Unfortunately, Colorado government (like various other governments) now violates the rights of business owners to operate their businesses as they see fit in this regard. And the Denver Post editorial board is happy about that:

Sometimes the rights guaranteed to individuals collide in uncomfortable ways.

The conflict over whether a Lakewood baker [Jack Phillips of Masterpiece Cakeshop] was justified in refusing to make a wedding cake for a gay couple is one of those conflicts.

We were glad to see the state's Civil Rights Commission [recently] uphold a prior ruling that the baker was wrong in turning away Charlie Craig and David Mullins.

In addition to being wrong, the editorial’s language is imprecise: The so-called Civil Rights Commission did not rule that “the baker was wrong” (he was in fact wrong); rather, it ruled that government will punish the baker if he does not bake cakes for gay couples. There is a world of difference between a private individual condemning some action as immoral, and the government punishing that action. Of all potential immoral acts, government should prohibit only a small subset of them: specifically, those that violate rights—which means those involving the use of initiatory physical force (including fraud and the like).
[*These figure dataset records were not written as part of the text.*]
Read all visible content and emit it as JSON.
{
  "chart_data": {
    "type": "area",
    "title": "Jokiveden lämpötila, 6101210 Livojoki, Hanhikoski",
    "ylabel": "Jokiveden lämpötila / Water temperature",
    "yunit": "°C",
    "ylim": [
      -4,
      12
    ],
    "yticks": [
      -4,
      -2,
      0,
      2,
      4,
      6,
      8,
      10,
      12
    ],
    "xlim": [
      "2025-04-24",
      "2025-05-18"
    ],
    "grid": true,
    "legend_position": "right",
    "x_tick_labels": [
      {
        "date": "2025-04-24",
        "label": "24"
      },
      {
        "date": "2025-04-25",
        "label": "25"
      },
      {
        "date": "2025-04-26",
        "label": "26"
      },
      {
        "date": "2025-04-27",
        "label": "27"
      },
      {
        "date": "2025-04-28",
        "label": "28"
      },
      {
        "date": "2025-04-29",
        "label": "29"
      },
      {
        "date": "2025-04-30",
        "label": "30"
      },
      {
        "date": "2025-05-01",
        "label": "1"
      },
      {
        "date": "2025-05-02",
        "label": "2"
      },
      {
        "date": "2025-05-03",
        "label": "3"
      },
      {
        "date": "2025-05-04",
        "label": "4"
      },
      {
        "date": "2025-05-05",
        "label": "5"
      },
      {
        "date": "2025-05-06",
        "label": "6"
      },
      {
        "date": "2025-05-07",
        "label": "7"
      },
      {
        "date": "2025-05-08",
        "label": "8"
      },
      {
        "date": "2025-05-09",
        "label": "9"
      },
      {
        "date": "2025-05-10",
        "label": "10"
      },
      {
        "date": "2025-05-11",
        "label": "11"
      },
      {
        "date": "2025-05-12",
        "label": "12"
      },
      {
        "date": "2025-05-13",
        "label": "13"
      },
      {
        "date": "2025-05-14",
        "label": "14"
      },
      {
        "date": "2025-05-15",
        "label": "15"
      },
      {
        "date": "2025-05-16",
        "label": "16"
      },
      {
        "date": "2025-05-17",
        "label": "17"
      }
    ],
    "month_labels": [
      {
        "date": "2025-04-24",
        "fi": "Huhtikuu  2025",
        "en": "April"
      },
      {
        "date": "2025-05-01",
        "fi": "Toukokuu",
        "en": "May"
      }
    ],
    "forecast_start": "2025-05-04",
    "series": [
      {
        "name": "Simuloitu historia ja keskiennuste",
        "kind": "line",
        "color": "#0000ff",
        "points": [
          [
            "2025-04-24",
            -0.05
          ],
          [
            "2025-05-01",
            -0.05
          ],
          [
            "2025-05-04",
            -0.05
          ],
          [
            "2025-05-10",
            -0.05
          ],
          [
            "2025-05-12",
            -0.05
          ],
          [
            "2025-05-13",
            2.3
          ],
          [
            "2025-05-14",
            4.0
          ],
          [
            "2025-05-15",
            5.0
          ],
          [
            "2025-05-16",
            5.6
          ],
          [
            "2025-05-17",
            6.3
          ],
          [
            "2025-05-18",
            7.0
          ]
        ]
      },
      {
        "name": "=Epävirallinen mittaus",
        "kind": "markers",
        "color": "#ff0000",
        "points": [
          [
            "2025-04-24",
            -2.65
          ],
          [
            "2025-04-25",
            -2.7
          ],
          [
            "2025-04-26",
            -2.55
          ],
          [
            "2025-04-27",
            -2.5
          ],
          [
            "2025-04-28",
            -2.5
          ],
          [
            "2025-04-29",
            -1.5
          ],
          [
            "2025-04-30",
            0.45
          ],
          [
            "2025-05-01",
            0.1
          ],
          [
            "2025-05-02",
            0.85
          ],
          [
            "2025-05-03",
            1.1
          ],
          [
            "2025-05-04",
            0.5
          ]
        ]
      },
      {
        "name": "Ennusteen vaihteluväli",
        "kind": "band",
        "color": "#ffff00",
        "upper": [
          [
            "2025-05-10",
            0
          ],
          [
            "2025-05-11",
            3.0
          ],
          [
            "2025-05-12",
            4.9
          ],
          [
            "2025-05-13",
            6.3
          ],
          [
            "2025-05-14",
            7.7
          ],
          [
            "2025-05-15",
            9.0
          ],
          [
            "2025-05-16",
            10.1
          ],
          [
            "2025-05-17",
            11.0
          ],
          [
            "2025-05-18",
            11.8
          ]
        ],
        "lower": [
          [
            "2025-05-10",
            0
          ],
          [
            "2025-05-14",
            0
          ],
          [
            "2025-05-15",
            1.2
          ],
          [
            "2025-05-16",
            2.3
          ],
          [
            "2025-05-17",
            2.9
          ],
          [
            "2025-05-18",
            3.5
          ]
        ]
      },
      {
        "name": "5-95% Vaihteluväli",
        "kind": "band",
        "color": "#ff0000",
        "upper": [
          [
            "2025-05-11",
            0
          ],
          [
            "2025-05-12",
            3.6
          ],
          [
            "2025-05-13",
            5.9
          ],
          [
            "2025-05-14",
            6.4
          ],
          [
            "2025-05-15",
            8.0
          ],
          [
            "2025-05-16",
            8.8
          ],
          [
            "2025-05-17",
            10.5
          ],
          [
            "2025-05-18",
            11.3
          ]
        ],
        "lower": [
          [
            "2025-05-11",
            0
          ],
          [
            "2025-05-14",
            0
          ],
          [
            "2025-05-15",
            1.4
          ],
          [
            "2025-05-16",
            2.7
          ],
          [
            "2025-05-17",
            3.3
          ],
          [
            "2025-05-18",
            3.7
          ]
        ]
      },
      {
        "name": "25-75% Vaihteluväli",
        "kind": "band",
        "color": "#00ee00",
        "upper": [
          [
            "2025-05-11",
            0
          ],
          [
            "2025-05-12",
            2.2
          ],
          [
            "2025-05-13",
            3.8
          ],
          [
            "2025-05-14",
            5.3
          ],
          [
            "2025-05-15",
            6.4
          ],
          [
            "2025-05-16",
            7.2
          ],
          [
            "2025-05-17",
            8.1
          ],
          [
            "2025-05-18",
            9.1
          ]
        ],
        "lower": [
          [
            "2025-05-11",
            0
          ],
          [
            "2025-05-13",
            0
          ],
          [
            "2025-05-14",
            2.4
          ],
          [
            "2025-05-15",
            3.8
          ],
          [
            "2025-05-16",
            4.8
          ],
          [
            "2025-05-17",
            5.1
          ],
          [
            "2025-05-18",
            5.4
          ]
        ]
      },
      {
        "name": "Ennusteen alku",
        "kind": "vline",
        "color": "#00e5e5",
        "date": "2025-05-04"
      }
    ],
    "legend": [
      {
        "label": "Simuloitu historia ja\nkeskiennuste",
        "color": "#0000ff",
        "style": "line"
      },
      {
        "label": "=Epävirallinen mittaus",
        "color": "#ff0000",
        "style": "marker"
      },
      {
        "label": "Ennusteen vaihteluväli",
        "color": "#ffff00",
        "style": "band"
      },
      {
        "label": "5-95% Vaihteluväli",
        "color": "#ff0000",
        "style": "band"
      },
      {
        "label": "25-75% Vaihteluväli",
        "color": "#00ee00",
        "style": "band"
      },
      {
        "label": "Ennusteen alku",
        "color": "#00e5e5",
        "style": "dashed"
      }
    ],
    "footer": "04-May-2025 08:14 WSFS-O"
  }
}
The Post’s claim that a gay couple has a “right” to force a baker to bake them a cake—and that this is a “collision” of rights—indicates that editorial’s authors have no idea what rights are.
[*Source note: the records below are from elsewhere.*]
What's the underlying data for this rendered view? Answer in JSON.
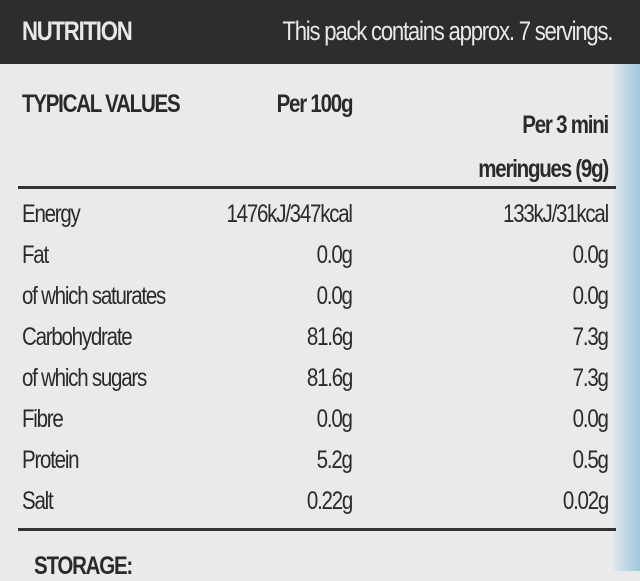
{
  "header": {
    "title": "NUTRITION",
    "note": "This pack contains approx. 7 servings."
  },
  "table": {
    "columns": [
      "TYPICAL VALUES",
      "Per 100g",
      "Per 3 mini meringues (9g)"
    ],
    "rows": [
      [
        "Energy",
        "1476kJ/347kcal",
        "133kJ/31kcal"
      ],
      [
        "Fat",
        "0.0g",
        "0.0g"
      ],
      [
        "of which saturates",
        "0.0g",
        "0.0g"
      ],
      [
        "Carbohydrate",
        "81.6g",
        "7.3g"
      ],
      [
        "of which sugars",
        "81.6g",
        "7.3g"
      ],
      [
        "Fibre",
        "0.0g",
        "0.0g"
      ],
      [
        "Protein",
        "5.2g",
        "0.5g"
      ],
      [
        "Salt",
        "0.22g",
        "0.02g"
      ]
    ]
  },
  "footer": {
    "label": "STORAGE:"
  }
}
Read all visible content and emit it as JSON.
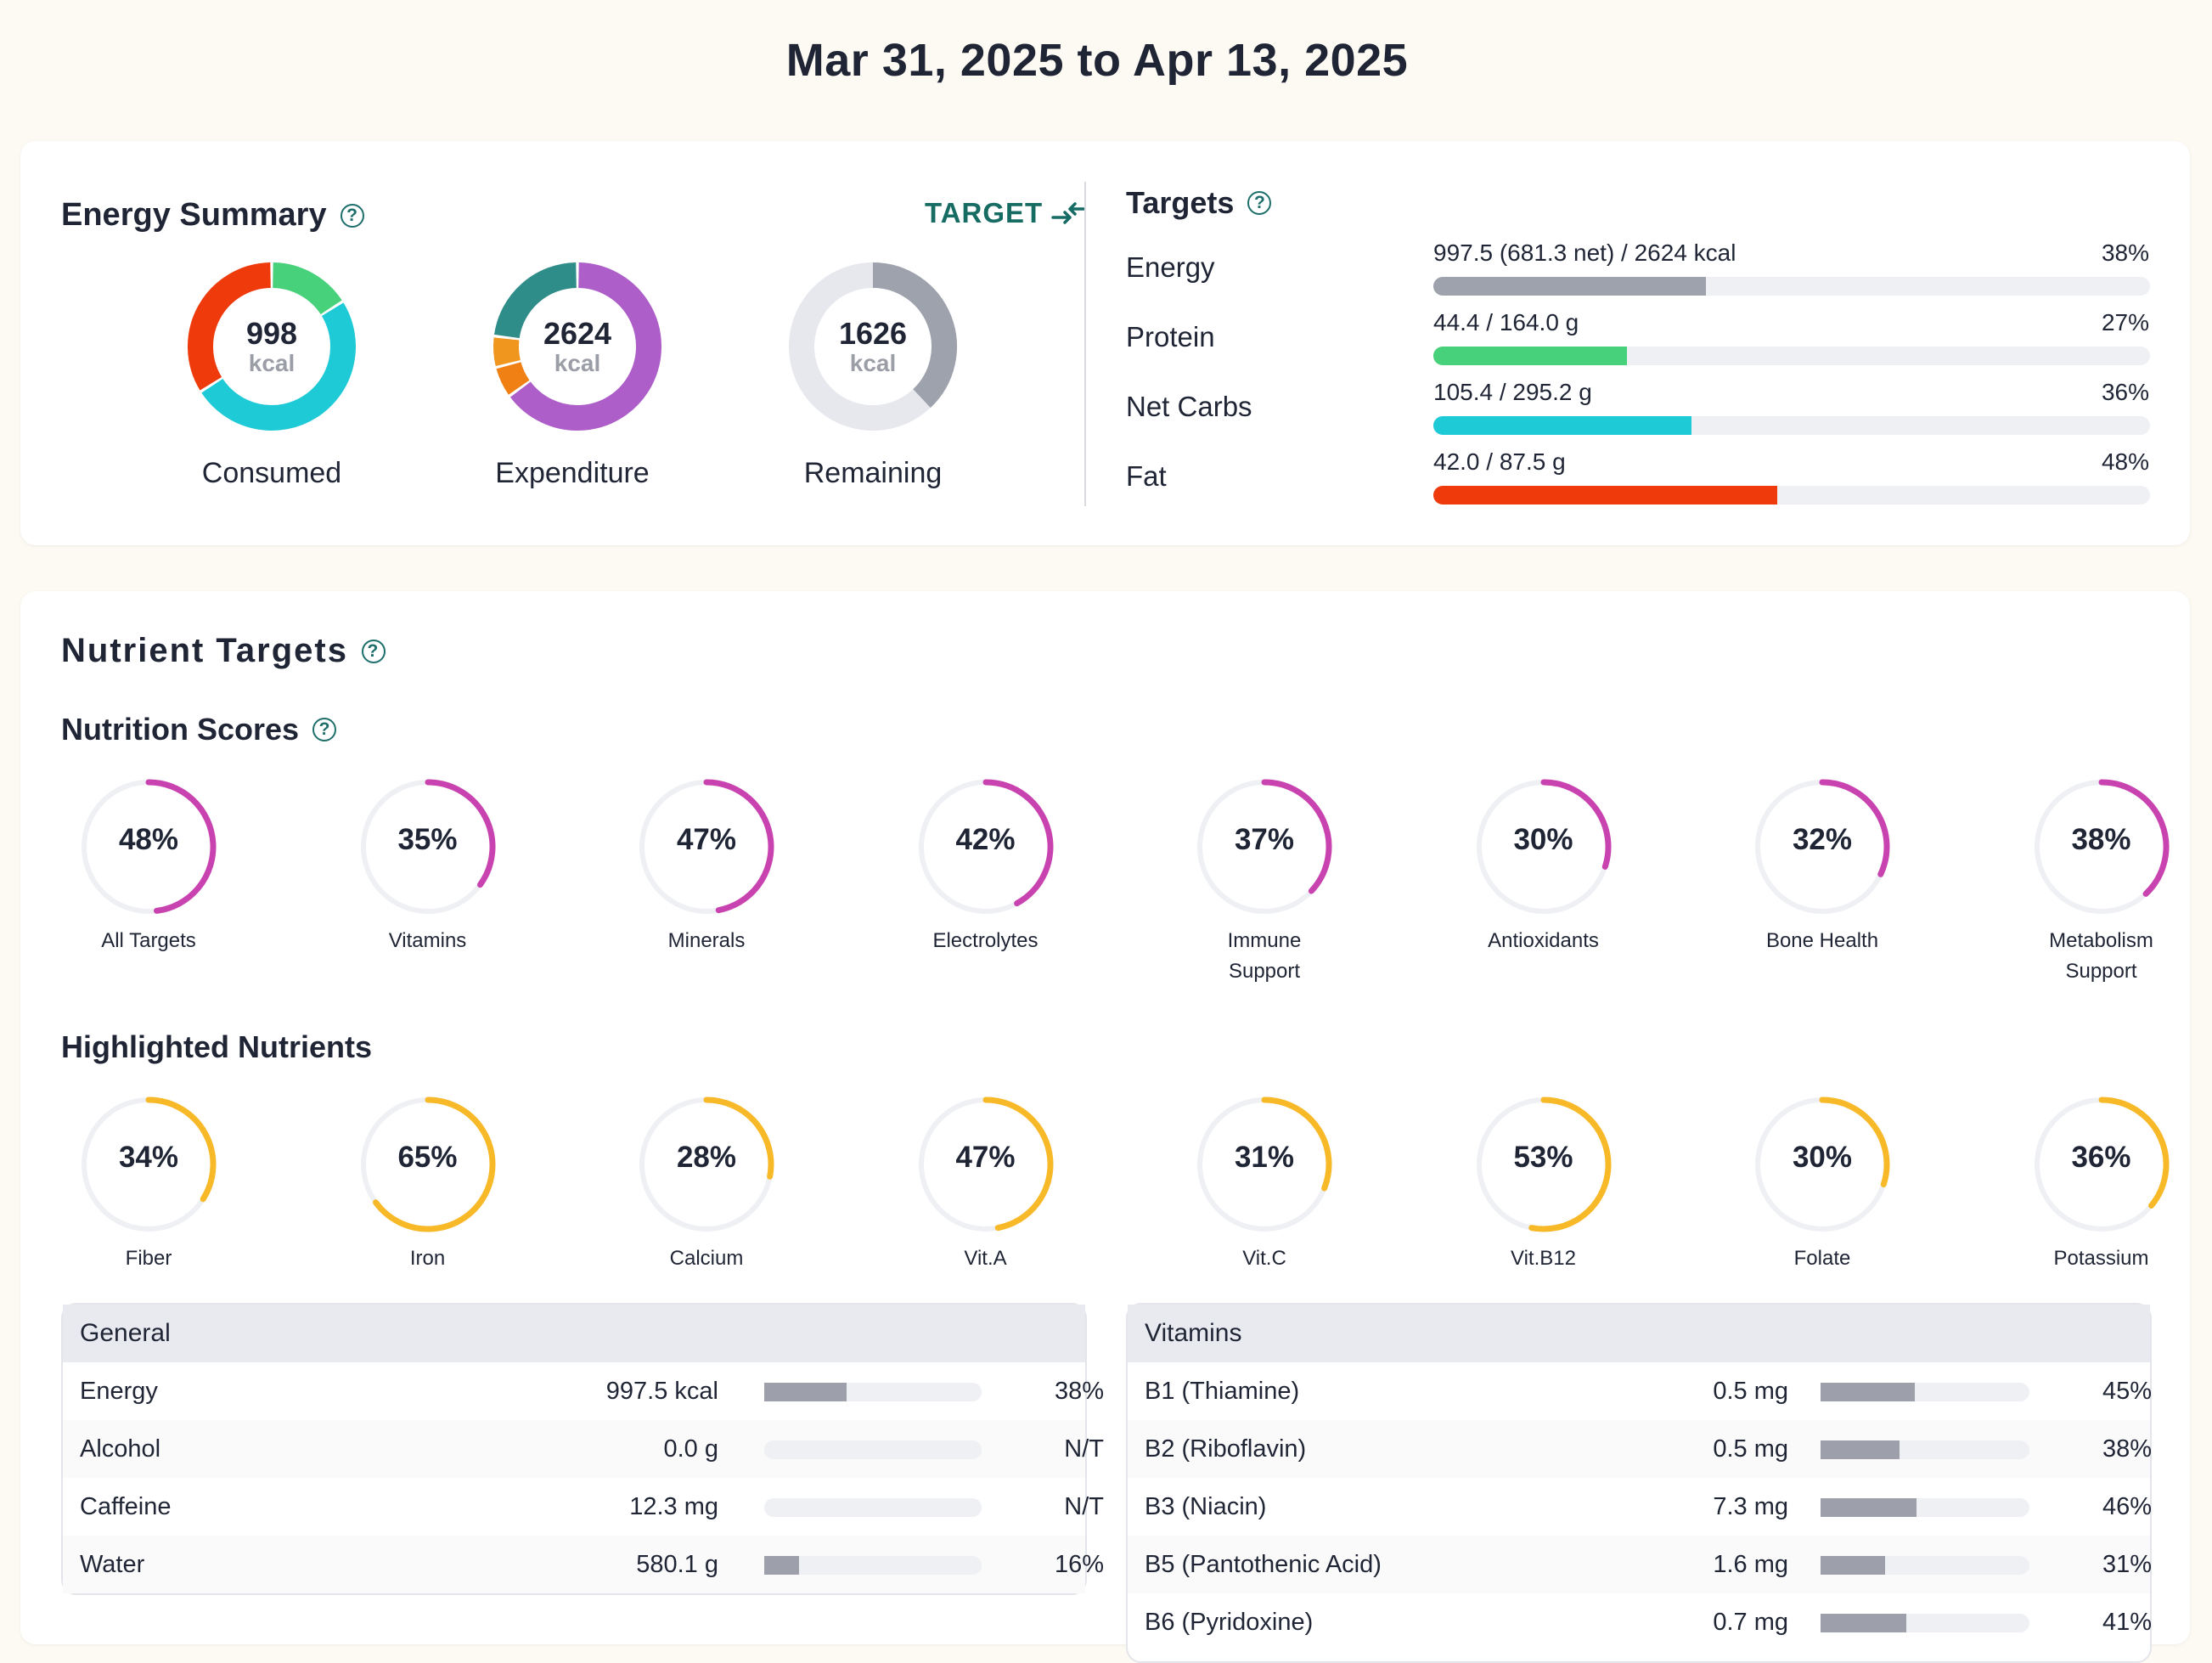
{
  "header": {
    "date_range": "Mar 31, 2025 to Apr 13, 2025"
  },
  "energy_summary": {
    "title": "Energy Summary",
    "target_toggle": "TARGET",
    "donuts": [
      {
        "value": "998",
        "unit": "kcal",
        "caption": "Consumed",
        "segments": [
          {
            "color": "#46d17a",
            "fraction": 0.16
          },
          {
            "color": "#1ecad6",
            "fraction": 0.5
          },
          {
            "color": "#ef3b0b",
            "fraction": 0.34
          }
        ]
      },
      {
        "value": "2624",
        "unit": "kcal",
        "caption": "Expenditure",
        "segments": [
          {
            "color": "#ad5ec9",
            "fraction": 0.65
          },
          {
            "color": "#f07f14",
            "fraction": 0.06
          },
          {
            "color": "#f0951e",
            "fraction": 0.06
          },
          {
            "color": "#2e8d89",
            "fraction": 0.23
          }
        ]
      },
      {
        "value": "1626",
        "unit": "kcal",
        "caption": "Remaining",
        "segments": [
          {
            "color": "#9ea2ad",
            "fraction": 0.38
          },
          {
            "color": "#e6e8ee",
            "fraction": 0.62
          }
        ]
      }
    ]
  },
  "targets": {
    "title": "Targets",
    "rows": [
      {
        "label": "Energy",
        "value": "997.5 (681.3 net) / 2624 kcal",
        "percent_label": "38%",
        "fraction": 0.38,
        "color": "#9ea2ad"
      },
      {
        "label": "Protein",
        "value": "44.4 / 164.0 g",
        "percent_label": "27%",
        "fraction": 0.27,
        "color": "#46d17a"
      },
      {
        "label": "Net Carbs",
        "value": "105.4 / 295.2 g",
        "percent_label": "36%",
        "fraction": 0.36,
        "color": "#1ecad6"
      },
      {
        "label": "Fat",
        "value": "42.0 / 87.5 g",
        "percent_label": "48%",
        "fraction": 0.48,
        "color": "#ef3b0b"
      }
    ]
  },
  "nutrient_targets": {
    "title": "Nutrient Targets",
    "scores_title": "Nutrition Scores",
    "scores_color": "#c943b0",
    "scores": [
      {
        "value": "48%",
        "fraction": 0.48,
        "label": "All Targets"
      },
      {
        "value": "35%",
        "fraction": 0.35,
        "label": "Vitamins"
      },
      {
        "value": "47%",
        "fraction": 0.47,
        "label": "Minerals"
      },
      {
        "value": "42%",
        "fraction": 0.42,
        "label": "Electrolytes"
      },
      {
        "value": "37%",
        "fraction": 0.37,
        "label": "Immune Support"
      },
      {
        "value": "30%",
        "fraction": 0.3,
        "label": "Antioxidants"
      },
      {
        "value": "32%",
        "fraction": 0.32,
        "label": "Bone Health"
      },
      {
        "value": "38%",
        "fraction": 0.38,
        "label": "Metabolism Support"
      }
    ],
    "highlighted_title": "Highlighted Nutrients",
    "highlighted_color": "#f7b928",
    "highlighted": [
      {
        "value": "34%",
        "fraction": 0.34,
        "label": "Fiber"
      },
      {
        "value": "65%",
        "fraction": 0.65,
        "label": "Iron"
      },
      {
        "value": "28%",
        "fraction": 0.28,
        "label": "Calcium"
      },
      {
        "value": "47%",
        "fraction": 0.47,
        "label": "Vit.A"
      },
      {
        "value": "31%",
        "fraction": 0.31,
        "label": "Vit.C"
      },
      {
        "value": "53%",
        "fraction": 0.53,
        "label": "Vit.B12"
      },
      {
        "value": "30%",
        "fraction": 0.3,
        "label": "Folate"
      },
      {
        "value": "36%",
        "fraction": 0.36,
        "label": "Potassium"
      }
    ]
  },
  "tables": {
    "general": {
      "title": "General",
      "rows": [
        {
          "name": "Energy",
          "amount": "997.5 kcal",
          "percent": "38%",
          "fraction": 0.38
        },
        {
          "name": "Alcohol",
          "amount": "0.0 g",
          "percent": "N/T",
          "fraction": 0
        },
        {
          "name": "Caffeine",
          "amount": "12.3 mg",
          "percent": "N/T",
          "fraction": 0
        },
        {
          "name": "Water",
          "amount": "580.1 g",
          "percent": "16%",
          "fraction": 0.16
        }
      ]
    },
    "vitamins": {
      "title": "Vitamins",
      "rows": [
        {
          "name": "B1 (Thiamine)",
          "amount": "0.5 mg",
          "percent": "45%",
          "fraction": 0.45
        },
        {
          "name": "B2 (Riboflavin)",
          "amount": "0.5 mg",
          "percent": "38%",
          "fraction": 0.38
        },
        {
          "name": "B3 (Niacin)",
          "amount": "7.3 mg",
          "percent": "46%",
          "fraction": 0.46
        },
        {
          "name": "B5 (Pantothenic Acid)",
          "amount": "1.6 mg",
          "percent": "31%",
          "fraction": 0.31
        },
        {
          "name": "B6 (Pyridoxine)",
          "amount": "0.7 mg",
          "percent": "41%",
          "fraction": 0.41
        }
      ]
    }
  }
}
Rights are moral principles defining a person’s proper freedom of action in a social context. Rights derive from man’s need to pursue life-promoting values; his basic means of identifying and pursuing such values is his own reasoning mind; and a necessary condition for acting on his judgment is his freedom to use the product of his effort as he sees fit. This latter gives rise to the right to property.

That business owners have property rights means that they have a moral right to operate their business as they see fit (provided they respect others’ rights)—and that no one, including government, has a moral right to force them to do otherwise.

The actual collision in this case is between one man’s moral right to run his business as he sees fit, and the government’s illegitimate use of force to stop him from acting on his judgment. That is not a collision of rights, it is a violation of rights—a violation perpetrated by the government.

Rights properly understood cannot collide. Either a person has a right to a given action or use of specific property, or he does not. If he does, no one else can have a right to violate that right. However we evaluate the baker, the government in this matter is in the wrong.